Necessitamos, então, de expulsar a humildade envernizada, que ainda em nós reside,
para, na simplicidade de nossos corações, recebermos a verdadeira luz e penetrarmos
no entendimento de tudo quanto o Mestre nos quer ensinar. “Sabemos que Jesus foi
o grande reformador do mundo, entretanto, corrigindo e amando, asseverava que viera
ao caminho dos homens para cumprir a lei.”¹
Sejamos leais em nossos pedidos a Deus, para melhor adentrarmos na compreensão
de sua Lei e dos seus mensageiros, aceitando, humildemente, em nossos corações,
que a verdade não foi posta sempre ao alcance de todos, visto ser necessário “que
cada coisa venha a seu tempo. A verdade é como a luz: o homem precisa habituar-se
a ela, pouco a pouco; do contrário, fica deslumbrado”, segundo nos advertem os Espíritos
reveladores, sob a égide do Espírito de Verdade². Esses mesmos Espíritos Superiores
alimentam-nos a esperança de dias melhores, quando, alentando o Codificador Allan
Kardec, dizem: “Vem próximo o tempo em que a Verdade brilhará de todos os lados”³.

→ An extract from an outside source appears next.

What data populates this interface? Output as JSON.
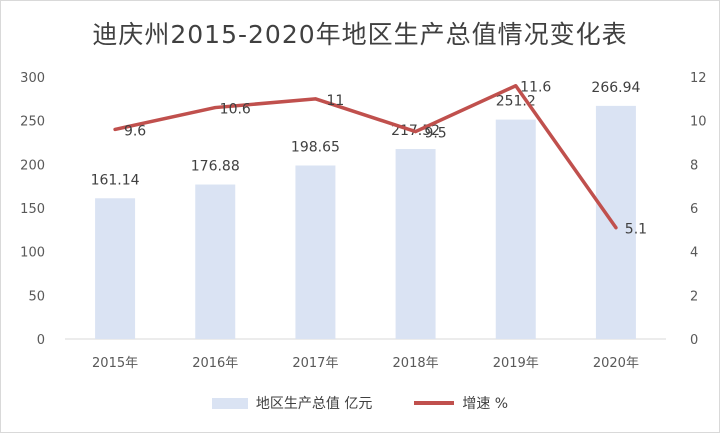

Decerto, na ocorrência de tais fatos, talvez já adultos e menos crianças, capacitados
à alimentação mais sólida, segundo Paulo, teríamos melhor compreensão espiritual
do que significa ser manso e humilde de coração.
1. XAVIER, Francisco Cândido. Pão Nosso, pelo Espírito Emmanuel. 17ª
edição. Rio de Janeiro, FEB, 1986, cap. 43.
2. KARDEC, Allan. O Livro dos Espíritos. 77ª ed., Rio de Janeiro, FEB: Questão
628. 3. Idem, ibidem – Prolegômenos.